The UK Government is set to ban the use of microbeads found in cosmetics and cleaning products like facial scrubs, shower gels and toothpaste, it was announced on 2 September.
Environment secretary Andrea Leadsom said a consultation process will start later this year, which will set out how the ban will work, with a target date for ending their use in 2017.
The tiny, spherical pieces of plastic are commonly used as an exfoliating agent, but evidence of their harmfulness to the environment has been building for almost a decade.
Microbeads are washed down plugholes and drains where they mostly end up in the residual sludge at wastewater treatment plants, but around 1% remain in solution, eventually becoming food for tiny sea creatures like plankton.
Last month the Government’s Environmental Audit Committee issued a report citing evidence for the damage caused by microplastic pollution and calling for more robust action to curb their use. Microbeads are more harmful than larger pieces of plastic, because they find their way into the food chain more easily. Over 280 marine species have been found to ingest microplastics, said the report, but the committee said more research was needed to better understand the ecological risk.
The report also said there was “little evidence” of human health impacts from microbead pollution but that further research was needed.
It’s a measure which follows on the heels of a US ban on microbeads – in cosmetics – which was announced last year. A ban is also at the discussion stage in Canada and Sweden, while the European Commission is said to be setting out proposals to ban them in cosmetics across the EU.

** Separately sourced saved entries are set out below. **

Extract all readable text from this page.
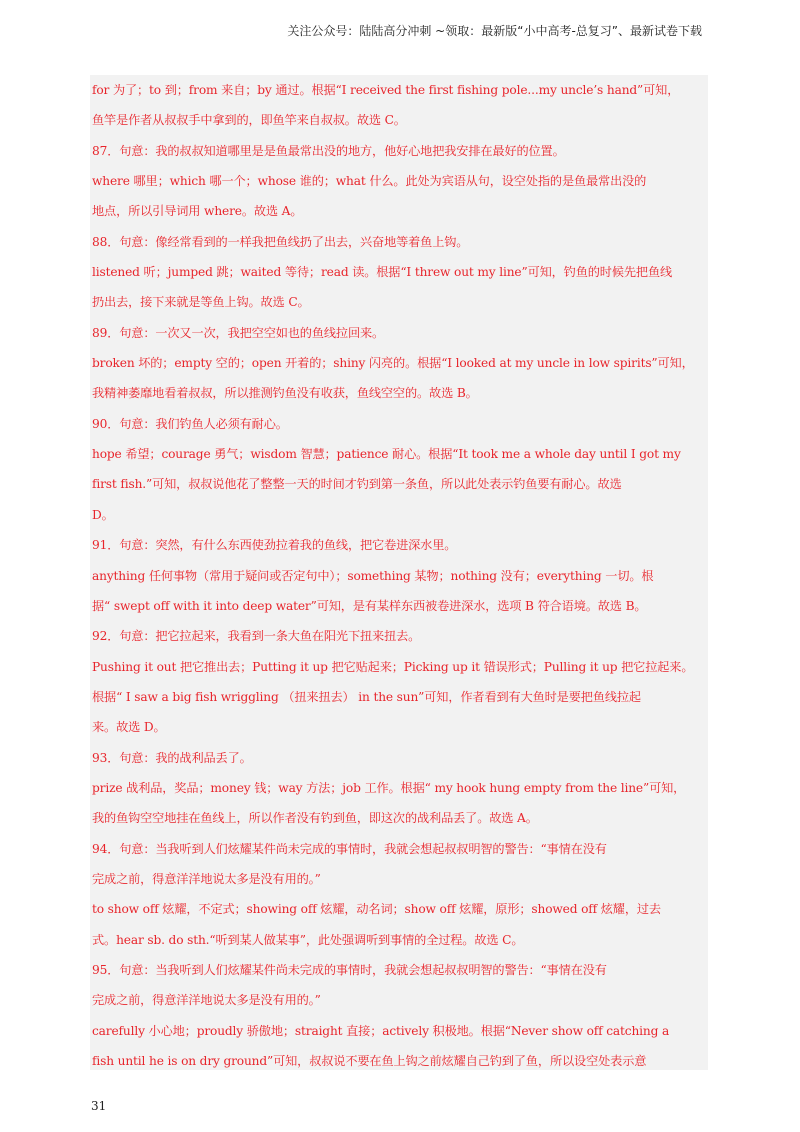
关注公众号：陆陆高分冲刺 ~领取：最新版“小中高考-总复习”、最新试卷下载
for 为了；to 到；from 来自；by 通过。根据“I received the first fishing pole...my uncle’s hand”可知，
鱼竿是作者从叔叔手中拿到的，即鱼竿来自叔叔。故选 C。
87．句意：我的叔叔知道哪里是是鱼最常出没的地方，他好心地把我安排在最好的位置。
where 哪里；which 哪一个；whose 谁的；what 什么。此处为宾语从句，设空处指的是鱼最常出没的
地点，所以引导词用 where。故选 A。
88．句意：像经常看到的一样我把鱼线扔了出去，兴奋地等着鱼上钩。
listened 听；jumped 跳；waited 等待；read 读。根据“I threw out my line”可知，钓鱼的时候先把鱼线
扔出去，接下来就是等鱼上钩。故选 C。
89．句意：一次又一次，我把空空如也的鱼线拉回来。
broken 坏的；empty 空的；open 开着的；shiny 闪亮的。根据“I looked at my uncle in low spirits”可知，
我精神萎靡地看着叔叔，所以推测钓鱼没有收获，鱼线空空的。故选 B。
90．句意：我们钓鱼人必须有耐心。
hope 希望；courage 勇气；wisdom 智慧；patience 耐心。根据“It took me a whole day until I got my
first fish.”可知，叔叔说他花了整整一天的时间才钓到第一条鱼，所以此处表示钓鱼要有耐心。故选
D。
91．句意：突然，有什么东西使劲拉着我的鱼线，把它卷进深水里。
anything 任何事物（常用于疑问或否定句中）；something 某物；nothing 没有；everything 一切。根
据“ swept off with it into deep water”可知，是有某样东西被卷进深水，选项 B 符合语境。故选 B。
92．句意：把它拉起来，我看到一条大鱼在阳光下扭来扭去。
Pushing it out 把它推出去；Putting it up 把它贴起来；Picking up it 错误形式；Pulling it up 把它拉起来。
根据“ I saw a big fish wriggling （扭来扭去） in the sun”可知，作者看到有大鱼时是要把鱼线拉起
来。故选 D。
93．句意：我的战利品丢了。
prize 战利品，奖品；money 钱；way 方法；job 工作。根据“ my hook hung empty from the line”可知，
我的鱼钩空空地挂在鱼线上，所以作者没有钓到鱼，即这次的战利品丢了。故选 A。
94．句意：当我听到人们炫耀某件尚未完成的事情时，我就会想起叔叔明智的警告：“事情在没有
完成之前，得意洋洋地说太多是没有用的。”
to show off 炫耀，不定式；showing off 炫耀，动名词；show off 炫耀，原形；showed off 炫耀，过去
式。hear sb. do sth.“听到某人做某事”，此处强调听到事情的全过程。故选 C。
95．句意：当我听到人们炫耀某件尚未完成的事情时，我就会想起叔叔明智的警告：“事情在没有
完成之前，得意洋洋地说太多是没有用的。”
carefully 小心地；proudly 骄傲地；straight 直接；actively 积极地。根据“Never show off catching a
fish until he is on dry ground”可知，叔叔说不要在鱼上钩之前炫耀自己钓到了鱼，所以设空处表示意
31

An appreciative response to the UK Government move was forthcoming from environmental campaigners, although some clearly want the measure to go further. Commenting on the BBC website, Greenpeace campaigner Louise Edge said it was “a credit to Therese May’s government that they’ve listened to concerns from the public, scientists and MPs, and taken a first step towards banning microbeads.”
She wished for the ban to be extended to other kinds of product in which microbeads are used, including washing detergents.
A number of cosmetics and consumer goods firms have already announced a ban, including Johnson & Johnson, L’Oréal and Procter & Gamble. Unilever said it stopped using them in 2014.
The presence of microbeads in a product can generally be gleaned from the packaging, and ingredients like polyethylene, polypropylene or polymethylmethacrylate. Others include nylon, PET, PTFE and PMMA. Manufacturers in search of exfoliating alternatives are opting instead to use things like ground-up peach pits, oatmeal or sea-salt, according to the Financial Times.